Pytany, czy jest zgoda polityczna, żeby kupować nowe samoloty dla VIP-ów, Koziej powiedział: - Jest zgoda prezydenta i premiera, aby takie coś czynić. Prezydent postawił mi zadanie, abym przygotował projekt ustawy zapewniającej mechanizm finansowania zakupu.
Z kolei Skrzypczak powiedział w poniedziałek dziennikarzom, że obecny przetarg dotyczy czarteru na dwa lata z możliwością przedłużenia. - Jeżeli będzie decyzja polityczna o zakupie, również będziemy gotowi, aby tego zakupu dokonać, ale trzeba pamiętać, że w przypadku zakupu samolotów procedura od decyzji do finał zajmie dwa-trzy lata - powiedział wiceminister, który w MON odpowiada za zakupy sprzętu i uzbrojenia.
Według Kozieja nowym samolotom wystarczy zasięg odpowiedni do lotów po Europie. Maszyny te nie muszą też być duże. Przypomniał, że po katastrofie smoleńskiej BBN przedstawiło raport dot. lotów VIP-ów, w którym podkreślało, że samoloty muszą być jednocześnie stanowiskami kierowania państwem w sytuacjach krytycznych, co oznacza wyposażenie ich w odpowiednie środki łączności i ochrony. Zaznaczył, że z tego względu obsługą maszyn powinno zajmować się wojsko.
MON chce obecnie wyczarterować dwa samoloty średniej wielkości i dwa małe (na 17-19 miejsc), choć Skrzypczak zastrzegł, że może się to zmienić pod wpływem ofert, które zostaną zgłoszone do przetargu. BBN natomiast pracuje nad systemowym rozwiązaniem dotyczącym transportu VIP-ów.
Rzecznik prasowy MON Jacek Sońta poinformował w poniedziałek, że prace nad czarterem samolotów po 2013 r. rozpoczęły się w październiku 2012 r. od spotkania ministra obrony z szefami kancelarii prezydenta, premiera, Sejmu i Senatu. W lutym 2013 r., po analizie potrzeb, rząd zlecił MON i kancelarii premiera podjęcie działań, które zapewniłyby najważniejszym osobom w państwie transport lotniczy. Na początku kwietnia został zatwierdzony harmonogram dotyczący procedury zawierania umowy na czarter. - MON nie widzi zagrożeń dla realizacji tego zamówienia - podkreślił Sońta.

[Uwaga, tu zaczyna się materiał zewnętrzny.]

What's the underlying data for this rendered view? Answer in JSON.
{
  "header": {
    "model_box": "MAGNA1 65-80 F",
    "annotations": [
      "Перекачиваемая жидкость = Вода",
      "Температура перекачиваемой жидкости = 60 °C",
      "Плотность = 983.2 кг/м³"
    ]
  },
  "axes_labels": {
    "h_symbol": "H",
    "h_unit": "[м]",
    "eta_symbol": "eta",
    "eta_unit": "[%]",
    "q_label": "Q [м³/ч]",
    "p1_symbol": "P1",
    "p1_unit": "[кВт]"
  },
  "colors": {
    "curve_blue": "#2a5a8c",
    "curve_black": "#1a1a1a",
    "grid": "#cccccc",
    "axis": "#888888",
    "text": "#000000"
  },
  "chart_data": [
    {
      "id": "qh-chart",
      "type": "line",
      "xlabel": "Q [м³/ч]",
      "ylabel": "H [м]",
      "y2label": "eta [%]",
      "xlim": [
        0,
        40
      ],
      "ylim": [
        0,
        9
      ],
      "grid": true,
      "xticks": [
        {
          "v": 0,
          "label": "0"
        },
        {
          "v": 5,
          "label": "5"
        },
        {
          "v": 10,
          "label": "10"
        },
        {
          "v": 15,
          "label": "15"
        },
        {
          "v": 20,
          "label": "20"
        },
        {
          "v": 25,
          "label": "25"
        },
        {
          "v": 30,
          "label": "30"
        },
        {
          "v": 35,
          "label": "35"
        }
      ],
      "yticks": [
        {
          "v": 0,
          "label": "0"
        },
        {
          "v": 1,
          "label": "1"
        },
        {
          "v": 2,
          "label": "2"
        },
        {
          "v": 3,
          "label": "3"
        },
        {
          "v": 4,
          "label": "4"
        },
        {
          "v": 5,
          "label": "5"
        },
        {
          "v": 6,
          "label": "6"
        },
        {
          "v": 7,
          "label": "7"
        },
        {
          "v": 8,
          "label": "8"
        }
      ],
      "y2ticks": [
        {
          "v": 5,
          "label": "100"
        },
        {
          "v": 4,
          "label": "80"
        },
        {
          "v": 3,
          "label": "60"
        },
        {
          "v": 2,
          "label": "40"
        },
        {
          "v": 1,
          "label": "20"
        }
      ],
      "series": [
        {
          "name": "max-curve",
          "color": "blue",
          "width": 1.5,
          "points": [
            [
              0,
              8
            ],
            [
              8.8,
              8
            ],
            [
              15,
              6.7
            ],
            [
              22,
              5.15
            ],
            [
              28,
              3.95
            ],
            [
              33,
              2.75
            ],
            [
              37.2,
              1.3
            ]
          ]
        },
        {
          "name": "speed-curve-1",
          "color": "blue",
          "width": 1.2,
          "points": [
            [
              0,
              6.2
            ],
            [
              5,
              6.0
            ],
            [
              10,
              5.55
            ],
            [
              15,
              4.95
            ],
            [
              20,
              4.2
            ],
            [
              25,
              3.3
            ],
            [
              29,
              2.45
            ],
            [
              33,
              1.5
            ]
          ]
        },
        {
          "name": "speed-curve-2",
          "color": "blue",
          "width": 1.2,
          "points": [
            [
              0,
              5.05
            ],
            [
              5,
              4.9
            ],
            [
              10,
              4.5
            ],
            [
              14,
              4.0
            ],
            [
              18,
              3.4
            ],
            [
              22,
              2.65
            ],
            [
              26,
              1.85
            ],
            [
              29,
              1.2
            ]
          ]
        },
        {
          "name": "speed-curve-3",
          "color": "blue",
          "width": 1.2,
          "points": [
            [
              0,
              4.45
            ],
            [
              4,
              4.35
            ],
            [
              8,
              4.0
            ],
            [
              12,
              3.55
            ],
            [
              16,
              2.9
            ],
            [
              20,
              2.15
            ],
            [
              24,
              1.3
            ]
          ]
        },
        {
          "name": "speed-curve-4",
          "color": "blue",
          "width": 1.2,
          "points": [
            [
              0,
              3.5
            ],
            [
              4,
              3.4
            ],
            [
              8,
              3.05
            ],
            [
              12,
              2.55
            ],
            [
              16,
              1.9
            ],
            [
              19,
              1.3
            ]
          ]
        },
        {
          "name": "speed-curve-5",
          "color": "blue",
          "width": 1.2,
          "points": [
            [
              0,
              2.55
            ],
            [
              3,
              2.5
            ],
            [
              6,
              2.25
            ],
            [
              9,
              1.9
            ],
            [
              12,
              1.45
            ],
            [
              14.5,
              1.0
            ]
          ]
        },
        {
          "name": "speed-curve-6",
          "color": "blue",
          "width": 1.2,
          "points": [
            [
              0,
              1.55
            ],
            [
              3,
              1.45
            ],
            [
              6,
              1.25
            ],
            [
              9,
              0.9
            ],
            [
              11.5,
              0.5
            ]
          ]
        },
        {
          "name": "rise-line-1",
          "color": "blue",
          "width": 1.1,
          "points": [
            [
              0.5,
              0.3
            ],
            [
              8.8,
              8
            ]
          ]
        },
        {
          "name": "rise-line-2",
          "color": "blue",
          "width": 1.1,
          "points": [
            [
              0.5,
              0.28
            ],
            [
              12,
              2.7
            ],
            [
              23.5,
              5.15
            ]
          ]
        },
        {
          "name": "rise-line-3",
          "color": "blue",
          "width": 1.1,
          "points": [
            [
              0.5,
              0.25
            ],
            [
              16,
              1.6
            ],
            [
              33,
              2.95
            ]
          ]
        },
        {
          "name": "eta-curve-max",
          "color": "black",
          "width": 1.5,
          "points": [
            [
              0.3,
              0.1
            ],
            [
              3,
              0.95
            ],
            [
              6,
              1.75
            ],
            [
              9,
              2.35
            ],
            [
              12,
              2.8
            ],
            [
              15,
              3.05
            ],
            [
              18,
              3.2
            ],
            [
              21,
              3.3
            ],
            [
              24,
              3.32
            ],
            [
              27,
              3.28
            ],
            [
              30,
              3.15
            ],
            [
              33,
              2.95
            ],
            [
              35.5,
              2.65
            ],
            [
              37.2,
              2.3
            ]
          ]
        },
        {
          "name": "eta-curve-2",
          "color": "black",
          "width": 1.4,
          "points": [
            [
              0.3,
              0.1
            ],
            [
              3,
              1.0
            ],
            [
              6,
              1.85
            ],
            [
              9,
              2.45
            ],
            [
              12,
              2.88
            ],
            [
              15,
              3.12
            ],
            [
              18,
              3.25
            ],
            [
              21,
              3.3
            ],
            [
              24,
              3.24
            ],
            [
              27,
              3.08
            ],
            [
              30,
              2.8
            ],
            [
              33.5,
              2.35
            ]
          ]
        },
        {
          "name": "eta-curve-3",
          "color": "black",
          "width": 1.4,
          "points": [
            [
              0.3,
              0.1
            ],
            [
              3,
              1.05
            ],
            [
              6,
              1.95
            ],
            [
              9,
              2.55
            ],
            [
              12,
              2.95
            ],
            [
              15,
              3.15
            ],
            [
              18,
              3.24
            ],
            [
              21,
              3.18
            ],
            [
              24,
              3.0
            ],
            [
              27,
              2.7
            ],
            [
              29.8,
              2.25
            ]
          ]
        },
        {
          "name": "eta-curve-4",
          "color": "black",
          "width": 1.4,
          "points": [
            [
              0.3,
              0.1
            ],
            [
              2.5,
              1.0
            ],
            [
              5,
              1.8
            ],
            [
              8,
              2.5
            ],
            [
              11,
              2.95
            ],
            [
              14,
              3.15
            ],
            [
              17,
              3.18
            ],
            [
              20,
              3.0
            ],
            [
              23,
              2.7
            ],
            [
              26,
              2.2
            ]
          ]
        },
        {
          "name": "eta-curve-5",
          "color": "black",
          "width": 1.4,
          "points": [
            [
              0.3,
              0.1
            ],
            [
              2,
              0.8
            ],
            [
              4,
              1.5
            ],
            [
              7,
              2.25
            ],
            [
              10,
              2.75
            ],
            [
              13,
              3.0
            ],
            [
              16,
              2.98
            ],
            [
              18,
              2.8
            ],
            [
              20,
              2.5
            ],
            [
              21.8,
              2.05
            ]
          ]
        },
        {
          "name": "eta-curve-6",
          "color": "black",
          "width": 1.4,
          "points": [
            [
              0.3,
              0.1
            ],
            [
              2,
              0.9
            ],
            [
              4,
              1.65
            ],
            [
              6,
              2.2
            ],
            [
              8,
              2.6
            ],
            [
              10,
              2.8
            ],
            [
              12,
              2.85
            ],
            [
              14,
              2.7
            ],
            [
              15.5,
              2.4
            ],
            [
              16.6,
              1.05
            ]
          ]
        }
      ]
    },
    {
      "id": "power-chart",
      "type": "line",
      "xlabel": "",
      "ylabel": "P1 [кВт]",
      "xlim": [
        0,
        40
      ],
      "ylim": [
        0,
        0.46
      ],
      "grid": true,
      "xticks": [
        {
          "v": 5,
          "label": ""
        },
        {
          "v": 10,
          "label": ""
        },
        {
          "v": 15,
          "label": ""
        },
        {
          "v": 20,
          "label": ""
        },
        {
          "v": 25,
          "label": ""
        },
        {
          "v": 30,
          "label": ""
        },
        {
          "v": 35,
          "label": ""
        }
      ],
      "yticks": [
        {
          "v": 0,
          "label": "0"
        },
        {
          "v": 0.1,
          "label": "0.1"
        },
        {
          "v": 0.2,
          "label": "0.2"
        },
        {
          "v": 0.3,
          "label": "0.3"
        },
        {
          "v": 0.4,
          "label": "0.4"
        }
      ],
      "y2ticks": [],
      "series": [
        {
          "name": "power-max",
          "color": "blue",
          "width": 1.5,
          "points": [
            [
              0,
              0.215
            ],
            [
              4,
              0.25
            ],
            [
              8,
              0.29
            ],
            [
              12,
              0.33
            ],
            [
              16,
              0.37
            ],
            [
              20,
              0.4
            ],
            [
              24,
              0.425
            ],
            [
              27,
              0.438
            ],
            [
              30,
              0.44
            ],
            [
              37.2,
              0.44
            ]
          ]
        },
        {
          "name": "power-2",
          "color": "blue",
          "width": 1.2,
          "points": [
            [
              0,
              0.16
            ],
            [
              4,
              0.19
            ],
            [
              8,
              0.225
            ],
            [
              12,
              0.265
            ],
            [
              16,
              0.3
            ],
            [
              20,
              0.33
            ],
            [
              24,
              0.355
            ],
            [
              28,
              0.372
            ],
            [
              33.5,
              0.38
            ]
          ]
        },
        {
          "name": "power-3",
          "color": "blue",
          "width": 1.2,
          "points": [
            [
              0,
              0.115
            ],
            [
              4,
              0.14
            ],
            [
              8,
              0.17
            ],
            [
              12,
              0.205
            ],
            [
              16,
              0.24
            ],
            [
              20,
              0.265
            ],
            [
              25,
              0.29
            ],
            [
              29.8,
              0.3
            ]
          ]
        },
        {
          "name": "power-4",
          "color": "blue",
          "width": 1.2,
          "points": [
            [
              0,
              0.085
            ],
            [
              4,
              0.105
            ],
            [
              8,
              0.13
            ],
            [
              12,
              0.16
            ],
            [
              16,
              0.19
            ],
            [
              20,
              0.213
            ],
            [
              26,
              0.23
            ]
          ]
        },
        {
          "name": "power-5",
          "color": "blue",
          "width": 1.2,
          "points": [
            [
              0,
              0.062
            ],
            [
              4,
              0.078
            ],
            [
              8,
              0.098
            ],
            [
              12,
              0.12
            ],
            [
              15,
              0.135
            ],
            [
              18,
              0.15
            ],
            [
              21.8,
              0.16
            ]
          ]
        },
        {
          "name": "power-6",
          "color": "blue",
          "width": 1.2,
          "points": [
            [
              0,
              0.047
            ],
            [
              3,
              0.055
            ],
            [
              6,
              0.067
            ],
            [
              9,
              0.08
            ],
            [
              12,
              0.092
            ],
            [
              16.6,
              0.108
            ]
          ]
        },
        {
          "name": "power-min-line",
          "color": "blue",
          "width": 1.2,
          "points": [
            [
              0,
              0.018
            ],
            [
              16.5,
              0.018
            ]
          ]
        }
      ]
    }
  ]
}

Obecnie politycy mają do dyspozycji dwa brazylijskie samoloty Embraer wyczarterowane przez MON od spółki Eurolot należącej do LOT-u. Zawarta w 2010 roku umowa wygasa z końcem tego roku. Według źródeł PAP w resorcie obrony wcześniej rozważano możliwość przedłużenia umowy czarteru brazylijskich maszyn, przeważyły jednak opinie, że konieczne będzie ogłoszenie przetargu. Umowa na czarter embraerów była zawarta bez przetargu, w wyjątkowych okolicznościach, krótko po katastrofie smoleńskiej, więc przedłużenie jej bez przetargu byłoby ryzykowne.
Wartość umowy na czarter embraerów to ponad 42 mln zł rocznie, za cały okres niemal 152,5 mln zł.